Other aspects of Premier League Lacrosse make the game even more similar to box lacrosse than prior field leagues. “I think the PLL is the closest field lacrosse you’ll ever see to box lacrosse with the shorter field and the shorter shot clock,” MacKay explained, “you see a lot of transition, a lot of two-point goals.”

That creativity and skill can also manifest in some “wow” moments, like we saw on Byrne’s goal this past weekend. The biggest one of those moments came last season against Chrome LC, and it was Byrne, once again, causing us to reach down and pick our jaws up off the floor.

When Andy Towers says that the box players “bring a craftiness, and a slickness, and a poise to decisions that have to be made very, very quickly,” I think this is what he meant.

The funny thing about that goal, is that Cloutier tried an awfully similar move a few games before that when he was with Atlas, sending the ball mere inches over the crossbar. With Cloutier being his roommate, Byrne knew the play the instant I brought it up.

“Chris would tell me, ‘Man, you know I’m like this close to being you,’” he laughed.

Cloutier, like Berg and the other Canadians brought on, will have an outsized opportunity to establish himself as a top-end player in the PLL with the opportunity he has on the Chaos playing with his Bandits teammates and other indoor studs.

“Sometimes you see some Canadian players going to other teams, and they might not do as well because they don’t know how to fit them in to that American-style offense,” Byrne said, “that’s why you’re going to see some new faces for us really get a lot more attention this year.”

It’s two-man games. It’s behind-the-backs. It’s no-looks, through-the-legs, around-the-worlds, dips-and-dunks, deadly fakes, flip passes, one-handers and “no-no-no-no…YES!” goals.

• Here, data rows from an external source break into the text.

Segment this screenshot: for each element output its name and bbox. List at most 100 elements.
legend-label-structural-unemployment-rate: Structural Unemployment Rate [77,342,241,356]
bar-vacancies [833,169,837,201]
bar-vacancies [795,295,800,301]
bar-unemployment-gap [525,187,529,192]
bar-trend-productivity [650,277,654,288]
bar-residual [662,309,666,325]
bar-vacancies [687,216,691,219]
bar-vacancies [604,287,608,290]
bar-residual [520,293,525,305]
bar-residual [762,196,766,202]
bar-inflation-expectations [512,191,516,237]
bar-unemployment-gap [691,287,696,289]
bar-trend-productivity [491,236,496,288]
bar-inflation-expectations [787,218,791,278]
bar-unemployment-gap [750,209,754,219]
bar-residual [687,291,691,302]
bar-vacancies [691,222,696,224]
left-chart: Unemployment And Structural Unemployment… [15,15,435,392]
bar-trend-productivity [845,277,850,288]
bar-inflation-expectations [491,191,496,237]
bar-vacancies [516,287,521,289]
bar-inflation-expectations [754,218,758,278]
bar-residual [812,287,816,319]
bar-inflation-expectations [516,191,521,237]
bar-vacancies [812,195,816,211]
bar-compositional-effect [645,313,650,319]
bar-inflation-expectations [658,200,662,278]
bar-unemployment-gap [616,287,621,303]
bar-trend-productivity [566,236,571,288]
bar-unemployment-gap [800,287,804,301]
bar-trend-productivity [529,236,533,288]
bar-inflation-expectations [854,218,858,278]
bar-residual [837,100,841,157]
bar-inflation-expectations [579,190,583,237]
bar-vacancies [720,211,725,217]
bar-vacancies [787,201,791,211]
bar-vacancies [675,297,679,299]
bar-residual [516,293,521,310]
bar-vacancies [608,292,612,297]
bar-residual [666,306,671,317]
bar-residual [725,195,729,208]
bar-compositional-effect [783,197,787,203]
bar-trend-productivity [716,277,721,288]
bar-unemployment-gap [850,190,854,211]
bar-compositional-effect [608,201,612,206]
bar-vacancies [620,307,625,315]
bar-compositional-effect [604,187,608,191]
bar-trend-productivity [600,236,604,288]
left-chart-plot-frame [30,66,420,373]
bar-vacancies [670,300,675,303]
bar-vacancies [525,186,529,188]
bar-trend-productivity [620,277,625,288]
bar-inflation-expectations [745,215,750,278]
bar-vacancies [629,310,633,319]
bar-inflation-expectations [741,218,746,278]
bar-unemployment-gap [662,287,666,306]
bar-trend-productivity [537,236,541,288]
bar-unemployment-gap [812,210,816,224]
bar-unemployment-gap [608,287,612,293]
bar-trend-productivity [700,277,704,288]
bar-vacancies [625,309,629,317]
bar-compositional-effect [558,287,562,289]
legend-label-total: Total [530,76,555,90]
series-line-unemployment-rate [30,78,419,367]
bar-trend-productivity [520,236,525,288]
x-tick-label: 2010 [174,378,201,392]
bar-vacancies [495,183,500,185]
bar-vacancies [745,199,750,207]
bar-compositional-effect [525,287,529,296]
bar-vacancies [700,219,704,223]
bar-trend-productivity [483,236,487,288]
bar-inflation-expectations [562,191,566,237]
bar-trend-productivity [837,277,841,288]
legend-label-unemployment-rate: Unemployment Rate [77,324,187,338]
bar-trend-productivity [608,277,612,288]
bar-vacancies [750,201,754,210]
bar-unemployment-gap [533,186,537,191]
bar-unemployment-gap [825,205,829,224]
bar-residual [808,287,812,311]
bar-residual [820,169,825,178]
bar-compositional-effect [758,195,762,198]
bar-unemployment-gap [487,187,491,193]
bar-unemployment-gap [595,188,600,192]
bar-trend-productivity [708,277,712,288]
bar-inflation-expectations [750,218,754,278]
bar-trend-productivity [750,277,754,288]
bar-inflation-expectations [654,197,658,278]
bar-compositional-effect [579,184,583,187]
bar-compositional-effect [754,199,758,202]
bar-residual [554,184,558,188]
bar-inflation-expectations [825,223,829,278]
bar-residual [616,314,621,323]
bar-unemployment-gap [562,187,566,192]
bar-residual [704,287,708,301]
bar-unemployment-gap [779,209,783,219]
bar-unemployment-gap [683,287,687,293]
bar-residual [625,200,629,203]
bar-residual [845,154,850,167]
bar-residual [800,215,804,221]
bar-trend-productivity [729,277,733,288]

But at the end of the day, it’s simply about fielding the best lacrosse team.

Towers, Byrne and MacKay all stressed that this team was all about winning and establishing a team with a great locker room and culture that could translate into on-field success.

Towers summed it up succinctly. “We’re just trying to get guys that are humble, and that are tough as shit,” he said. And hey, if they come together to play lacrosse in a manner that very few in the world can, then that doesn’t hurt either.

In an effort to hammer home the box lacrosse reputation, I suggested to Byrne that the team wear box helmets – hockey-style helmets with a lacrosse cage. “I’m sure a lot of guys would be down,” he chuckled, “but if it rains we’re screwed.” For now, we’ll have to stick to all of the other box lacrosse characteristics that give this team its identity.